Прочитаем «Онегина» вместе | страница 26



Татьяна совсем не знает Онегина: она видела его один только раз, да еще слышала неодобрительные раз­говоры «расчетливых соседей». Она знает лишь, что Ев­гений не такой, как все вокруг, - этого оказывается дос­таточно, чтобы заинтересоваться, а потом и полюбить. Но ведь надо же знать, кого любишь! А Татьяна не знает людей - за исключением соседей, она никого не видела, - мужчины знакомы ей только по романам, она и наделяет Онегина качествами литературных героев:

Любовник Юлии Вольмар, Малек-Адель и де Линар, И Вертер, мученик мятежный, И бесподобный Грандисон, Который нам наводит сон, - Все для мечтательницы нежной В единый образ облеклись, В одном Онегине слились.

Рассказывая о любви Ленского, Пушкин никак не позволял читателю отнестись к этой любви слишком се­рьезно: мы видели его легкую улыбку, чувствовали его недоверие к возвышенным страстям героя. Описывая любовь Татьяны, Пушкин один только раз позволяет себе улыбнуться: «бесподобный Грандисон, который нам на­водит сон...» Но эта улыбка адресована не Татьяне, а Ри­чардсону - создателю нестерпимо скучного романа.
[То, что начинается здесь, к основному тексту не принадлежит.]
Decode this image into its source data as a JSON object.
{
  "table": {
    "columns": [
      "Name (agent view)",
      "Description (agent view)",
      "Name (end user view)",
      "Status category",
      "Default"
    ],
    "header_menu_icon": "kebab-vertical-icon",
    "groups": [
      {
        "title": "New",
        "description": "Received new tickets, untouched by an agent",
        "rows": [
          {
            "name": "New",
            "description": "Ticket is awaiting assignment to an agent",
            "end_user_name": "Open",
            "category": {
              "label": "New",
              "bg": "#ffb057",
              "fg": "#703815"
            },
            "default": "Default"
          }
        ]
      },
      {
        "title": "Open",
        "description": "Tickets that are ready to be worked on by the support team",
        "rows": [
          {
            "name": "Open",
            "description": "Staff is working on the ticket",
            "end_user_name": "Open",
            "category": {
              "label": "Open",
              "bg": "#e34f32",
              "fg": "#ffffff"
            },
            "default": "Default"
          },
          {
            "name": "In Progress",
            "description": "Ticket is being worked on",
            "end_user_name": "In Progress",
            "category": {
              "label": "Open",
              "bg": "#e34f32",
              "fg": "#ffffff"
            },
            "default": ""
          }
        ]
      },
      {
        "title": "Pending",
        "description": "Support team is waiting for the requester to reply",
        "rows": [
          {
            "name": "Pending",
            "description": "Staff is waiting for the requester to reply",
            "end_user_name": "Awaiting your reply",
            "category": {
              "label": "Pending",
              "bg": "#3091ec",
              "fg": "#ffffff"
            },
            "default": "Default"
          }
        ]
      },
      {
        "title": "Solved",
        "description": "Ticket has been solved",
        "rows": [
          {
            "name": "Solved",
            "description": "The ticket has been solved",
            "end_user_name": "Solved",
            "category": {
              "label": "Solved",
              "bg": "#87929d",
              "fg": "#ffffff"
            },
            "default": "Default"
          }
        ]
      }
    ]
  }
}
К любви Татьяны Пушкин относится всерьез и, бо­лее того, благоговейно. Почему же? Ведь на первый взгляд, это та же романтически-напыщенная, выдуман­ная страсть, что у Ленского: ведь Татьяна тоже

Вздыхает и, себе присвоя Чужой восторг, чужую грусть, В забвенье шепчет наизусть Письмо для милого героя...

(Разрядка моя. - Н. Д.)

Ведь Татьяна так же не знает и не понимает Онеги­на, как Ленский не знает и не понимает Ольги! И, каза­лось бы, Пушкин, рассказывая в строфах VIII-X о люб­ви Татьяны, выбирает такие же возвышенные слова, как те, которыми говорил о Ленском: «очи», «жаркий оди­нокий сон», «волшебной силой», «уныние», «сладостный роман», «обольстительный обман», «плоды сердечной полноты»...
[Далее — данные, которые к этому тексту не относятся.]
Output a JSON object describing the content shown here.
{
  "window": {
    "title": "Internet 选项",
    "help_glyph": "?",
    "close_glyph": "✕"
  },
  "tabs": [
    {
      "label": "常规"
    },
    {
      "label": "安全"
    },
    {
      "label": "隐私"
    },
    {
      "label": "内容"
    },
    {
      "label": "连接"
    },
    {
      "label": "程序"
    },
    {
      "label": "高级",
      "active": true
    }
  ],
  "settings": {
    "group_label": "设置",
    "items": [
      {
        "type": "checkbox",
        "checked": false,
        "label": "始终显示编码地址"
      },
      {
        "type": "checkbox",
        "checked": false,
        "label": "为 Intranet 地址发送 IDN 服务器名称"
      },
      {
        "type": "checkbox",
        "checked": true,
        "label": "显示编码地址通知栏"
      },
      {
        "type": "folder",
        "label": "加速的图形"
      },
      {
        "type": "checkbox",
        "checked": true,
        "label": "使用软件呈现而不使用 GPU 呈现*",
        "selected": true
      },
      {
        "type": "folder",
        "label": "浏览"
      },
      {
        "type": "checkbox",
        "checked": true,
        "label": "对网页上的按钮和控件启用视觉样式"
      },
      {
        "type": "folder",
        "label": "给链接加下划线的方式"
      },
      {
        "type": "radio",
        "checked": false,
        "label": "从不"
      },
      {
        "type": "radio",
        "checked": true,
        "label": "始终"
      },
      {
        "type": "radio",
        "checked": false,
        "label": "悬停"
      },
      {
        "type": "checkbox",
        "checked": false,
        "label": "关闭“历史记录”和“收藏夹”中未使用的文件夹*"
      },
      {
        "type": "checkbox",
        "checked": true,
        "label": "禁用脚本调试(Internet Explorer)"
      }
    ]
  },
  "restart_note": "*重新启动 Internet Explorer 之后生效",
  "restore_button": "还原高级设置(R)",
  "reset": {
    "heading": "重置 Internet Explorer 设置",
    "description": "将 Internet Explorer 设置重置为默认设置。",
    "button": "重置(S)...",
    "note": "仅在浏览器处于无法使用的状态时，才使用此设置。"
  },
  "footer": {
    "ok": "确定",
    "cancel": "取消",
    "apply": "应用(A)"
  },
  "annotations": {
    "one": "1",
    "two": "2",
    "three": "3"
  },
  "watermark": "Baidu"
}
Слова такие же, а отношение автора к герою - иное. И это отношение, естественно, передается читателю. Если Ленский «сердцем милый был невежда», душа у него «бе­зумная», блаженство «минутное», чувства «давно не

новые» - то Татьяну Пушкин называет «девой милой», «мечтательницей нежной».

Вот что пишет Белинский: «Здесь не книга родила страсть, но страсть все-таки не могла не проявиться не­множко по книжному. Зачем было воображать Онегина Вольмаром, Малек-Аделем, де-Линаром и Вертером?.. За­тем, что для Татьяны не существовал настоящий Онегин, которого она не могла ни понимать, ни знать; следова­тельно, ей необходимо было придать ему какое-нибудь значение, напрокат взятое из книги, а не из жизни, пото­му что жизни Татьяна тоже не могла ни понимать, ни знать. Зачем было ей воображать себя Кларисой, Юли­ей, Дельфиной? Затем, что она и саму себя так же мало понимала и знала, как и Онегина».